BGH entscheidet: Zwei Ausschlussklauseln in der Rechtsschutzversicherung unwirksam
08.05.2013344 Mal gelesen
Rechtsschutzversicherer können sich nicht mehr auf die „Effektenklausel“ oder die „Prospekthaftungsklausel“ zurückziehen, wenn sie die Prozesskosten für ihre Versicherten nicht übernehmen wollen. Das entschied der BGH.

Rechtsschutzversicherer können sich nicht mehr auf die „Effektenklausel“ oder die „Prospekthaftungsklausel“ zurückziehen, wenn sie die Prozesskosten für ihre Versicherten nicht übernehmen wollen. Der IV. Zivilsenat des Bundesgerichtshofs erklärte diese Ausschlussklauseln mit Urteilen vom 8. Mai 2013 für unwirksam (IV ZR 84/12 und 174/12).

Dr. Thomas Meschede, Fachanwalt für Bank- und Kapitalmarktrecht der Kanzlei mzs Rechtsanwälte, begrüßt dieses Urteil: „Es wurde Zeit, dass der BGH hier für Klarheit sorgt und die Versicherungsnehmer schützt.“ Denn immer wieder sei es in der Vergangenheit dazu gekommen, dass Rechtsschutzversicherer nicht zahlten, wenn geschädigte Kapitalanleger Ansprüche außergerichtlich geltend machen oder prozessieren wollten. „Die Versicherer verwehrten den Rechtsschutz, wenn es im Zusammenhang mit Aktien- und Anleihegeschäften oder anderen Kapitalanlagen, z.B. Fondsbeteiligungen, zu rechtlichen Auseinandersetzungen kam“, erklärt Dr. Meschede.

Geschädigte der Lehman-Pleite waren von diesen Ausschlussklauseln heftig betroffen. Die Rechtsschutzversicherer verweigerten ihnen in vielen Fällen den Rechtsschutz, wenn sie Anspruch auf Schadensersatz geltend machen wollten. Dr. Meschede: „Doch nach dem aktuellen BGH-Urteil können sich die Rechtsschutzversicherer nicht mehr auf diese Ausschlussklauseln zurückziehen.“

Der BGH hat in den oben genannten zwei Verfahren den Versicherern untersagt, diese Klauseln anzuwenden und damit auch vorinstanzliche Entscheidungen aufgehoben. Zur Begründung führten die Karlsruher Richter an, dass der durchschnittliche Versicherungsnehmer nicht hinreichend klar erkennen könne, welche Geschäfte von diesen Ausschlussklauseln betroffen seien.
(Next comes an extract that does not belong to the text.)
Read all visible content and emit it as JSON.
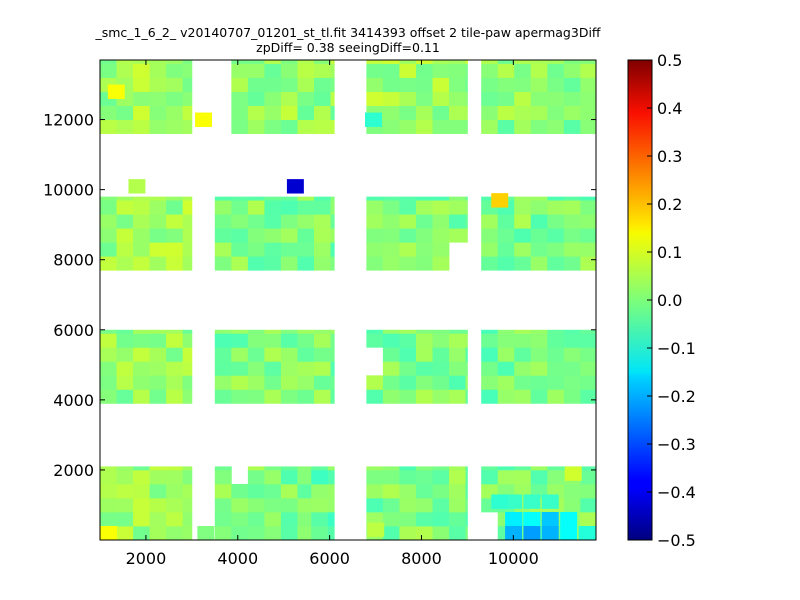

Dr. Thomas Meschede: „Dieses Urteil ist noch auf viele weitere Fällen anwendbar und hilft nicht nur den Lehman-Opfern, sondern auch vielen anderen geschädigten Kapitalanlegern.“

„Bereits mit Beschluss vom 6. März 2013 hat der BGH eine Nichtzulassungsbeschwerde der D.A.S. gegen ein Urteil des Oberlandesgerichts München verworfen. Das Oberlandesgericht München hatte ebenfalls die Verwendung der „Effektenklausel“ und der Prospekthaftungsklausel“ untersagt. Die D.A.S. wollte sich dem Urteil anfänglich nicht beugen, hat aber nach dem Beschluss des BGH einer Reihe von Mandanten der mzs Rechtsanwälte die zunächst verweigerte Kostendeckung oder nur unter Vorbehalt gewährte Kostendeckung zugesagt“, ergänzt Dr. Meschede.